Wow. September already. Where’s the rewind button? The 2nd of September finds a very thin crescent Moon joining Jupiter and Venus low in the west. You have 35 minutes after sunset to spot the group, so don’t dawdle.

Wow. September already. Where’s the rewind button? The 2nd of September finds a very thin crescent Moon joining Jupiter and Venus low in the west. You have 35 minutes after sunset to spot the group, so don’t dawdle. Hopefully it won’t cloud over like it did for the Venus - Jupiter conjunction last week. Not quite as challenging, in the south west, Mars continues to move eastward between Saturn (above) and Antares (below). Not the stuff of legend, but what’s not fully appreciated is that the star and those planets would not be there were it not for Gravity. A few weeks ago at a yard party, a retired friend (we’ll call him Brian, ‘cause that’s his name) was having a bit of a struggle getting out of a low-slung lawn chair. “Jeez”, Brian wheezed, “gravity seems to be getting stronger every year”. Normally, I would have chuckled, had it not suddenly occurred to me that I was beginning to experience the same effect (I’m also having difficulty reading fine print, but I’m not sure of the connection yet). Gravitation is a mysterious phenomenon responsible for making objects ‘gravitate toward’ each other: stars, planets, galaxies, and apparently Brian and his lawn chair. Everything in the universe is attracted to everything else. Some things bump into other things, but if they miss, they will eventually go into orbit around each other. The Moon orbits us, we orbit the Sun, the Sun orbits the centre of the Milky Way Galaxy, and the Milky Way, with its local group of galaxies, orbits the Laniakea Cluster which orbits the Virgo Supercluster which orbits the Great Attractor which... and so on. Galileo started it all by dropping canon balls from the Leaning Tower of Pisa. Much later, an apple falling on his noggin gave Sir Isaac Newton the Universal Law of Gravitation, which explained things just fine until Albert Einstein proposed his General Theory of Relativity, surprisingly without a single blow to the head.

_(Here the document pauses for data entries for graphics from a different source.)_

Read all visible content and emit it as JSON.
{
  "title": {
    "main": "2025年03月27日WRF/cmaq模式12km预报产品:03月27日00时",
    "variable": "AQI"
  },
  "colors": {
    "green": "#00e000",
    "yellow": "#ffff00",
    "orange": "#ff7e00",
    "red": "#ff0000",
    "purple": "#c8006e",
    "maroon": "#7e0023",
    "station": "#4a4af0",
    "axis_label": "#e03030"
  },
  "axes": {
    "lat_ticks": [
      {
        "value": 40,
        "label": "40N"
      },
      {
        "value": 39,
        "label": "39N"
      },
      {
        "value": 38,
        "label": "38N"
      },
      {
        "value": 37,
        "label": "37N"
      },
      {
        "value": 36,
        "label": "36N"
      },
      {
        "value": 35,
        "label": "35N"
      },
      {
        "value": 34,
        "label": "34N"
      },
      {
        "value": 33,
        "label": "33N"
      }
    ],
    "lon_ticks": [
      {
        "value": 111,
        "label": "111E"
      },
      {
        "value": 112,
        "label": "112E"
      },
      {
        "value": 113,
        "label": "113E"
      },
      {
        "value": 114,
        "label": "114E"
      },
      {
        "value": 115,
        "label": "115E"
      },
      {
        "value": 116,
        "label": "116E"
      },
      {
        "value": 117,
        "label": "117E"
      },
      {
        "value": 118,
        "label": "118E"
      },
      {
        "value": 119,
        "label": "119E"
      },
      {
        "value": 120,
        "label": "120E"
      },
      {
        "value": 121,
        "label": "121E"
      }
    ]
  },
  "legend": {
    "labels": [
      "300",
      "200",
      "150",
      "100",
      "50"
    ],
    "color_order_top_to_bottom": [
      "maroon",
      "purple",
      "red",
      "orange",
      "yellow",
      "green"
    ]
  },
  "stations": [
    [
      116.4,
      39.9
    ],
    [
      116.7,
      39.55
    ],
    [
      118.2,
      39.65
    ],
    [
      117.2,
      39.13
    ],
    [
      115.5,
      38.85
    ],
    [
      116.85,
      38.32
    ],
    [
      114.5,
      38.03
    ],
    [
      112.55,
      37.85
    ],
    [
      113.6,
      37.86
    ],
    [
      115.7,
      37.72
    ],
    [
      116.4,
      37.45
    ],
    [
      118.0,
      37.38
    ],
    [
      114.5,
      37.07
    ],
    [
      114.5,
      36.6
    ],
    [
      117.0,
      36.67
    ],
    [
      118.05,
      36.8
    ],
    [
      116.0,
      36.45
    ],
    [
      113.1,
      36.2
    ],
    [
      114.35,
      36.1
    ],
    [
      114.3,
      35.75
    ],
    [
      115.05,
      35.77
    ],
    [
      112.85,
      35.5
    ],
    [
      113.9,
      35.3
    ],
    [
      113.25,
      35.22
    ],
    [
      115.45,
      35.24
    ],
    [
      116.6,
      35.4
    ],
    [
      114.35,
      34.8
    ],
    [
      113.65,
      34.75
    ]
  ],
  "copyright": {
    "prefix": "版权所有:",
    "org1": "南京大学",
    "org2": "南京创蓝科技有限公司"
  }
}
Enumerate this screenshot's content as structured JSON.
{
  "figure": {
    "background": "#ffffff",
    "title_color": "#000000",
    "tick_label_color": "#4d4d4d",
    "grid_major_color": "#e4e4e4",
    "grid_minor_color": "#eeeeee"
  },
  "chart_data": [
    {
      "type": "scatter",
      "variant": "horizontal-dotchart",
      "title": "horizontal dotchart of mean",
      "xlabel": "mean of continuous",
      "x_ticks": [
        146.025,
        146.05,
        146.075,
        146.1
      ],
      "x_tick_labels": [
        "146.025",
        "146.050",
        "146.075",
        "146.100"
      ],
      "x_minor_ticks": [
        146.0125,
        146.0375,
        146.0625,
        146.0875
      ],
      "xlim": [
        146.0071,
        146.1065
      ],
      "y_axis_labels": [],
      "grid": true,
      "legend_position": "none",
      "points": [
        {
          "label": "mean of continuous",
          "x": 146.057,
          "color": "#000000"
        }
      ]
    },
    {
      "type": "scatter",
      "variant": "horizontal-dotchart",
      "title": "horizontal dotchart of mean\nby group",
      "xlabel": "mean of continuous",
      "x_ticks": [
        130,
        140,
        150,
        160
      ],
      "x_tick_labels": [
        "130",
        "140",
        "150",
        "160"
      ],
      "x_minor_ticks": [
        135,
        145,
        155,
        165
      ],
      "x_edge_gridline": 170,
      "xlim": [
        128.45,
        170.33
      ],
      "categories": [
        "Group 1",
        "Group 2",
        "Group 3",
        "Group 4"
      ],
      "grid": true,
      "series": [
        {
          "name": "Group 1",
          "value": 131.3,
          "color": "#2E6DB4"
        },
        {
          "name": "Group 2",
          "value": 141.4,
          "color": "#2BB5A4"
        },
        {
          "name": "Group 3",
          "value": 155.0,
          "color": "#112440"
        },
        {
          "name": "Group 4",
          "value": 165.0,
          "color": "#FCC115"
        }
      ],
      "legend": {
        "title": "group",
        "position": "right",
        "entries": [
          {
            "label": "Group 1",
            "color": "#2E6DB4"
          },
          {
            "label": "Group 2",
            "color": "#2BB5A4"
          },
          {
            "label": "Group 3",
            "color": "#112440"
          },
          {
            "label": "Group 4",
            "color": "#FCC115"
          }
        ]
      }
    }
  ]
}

Now we’re all confused again. I majored in physics when I started university because I thought I wanted to know this stuff. What I learned was... no, I don’t. I care less why we have gravity; I just want to enjoy its effects. Well, maybe except for the lawn chair part. “So”, I said to Brian (well, I didn’t, but should have), “maybe gravity is getting stronger, but without it, we wouldn’t have stuff like planets and stars to look at, and then where would we be? And what would I write about?” So, pull up a lawn chair and enjoy the skies, secure in the knowledge that the same mysterious force that holds the stars and planets in their courses also holds you firmly in your seat, apparently a little firmer with each passing year.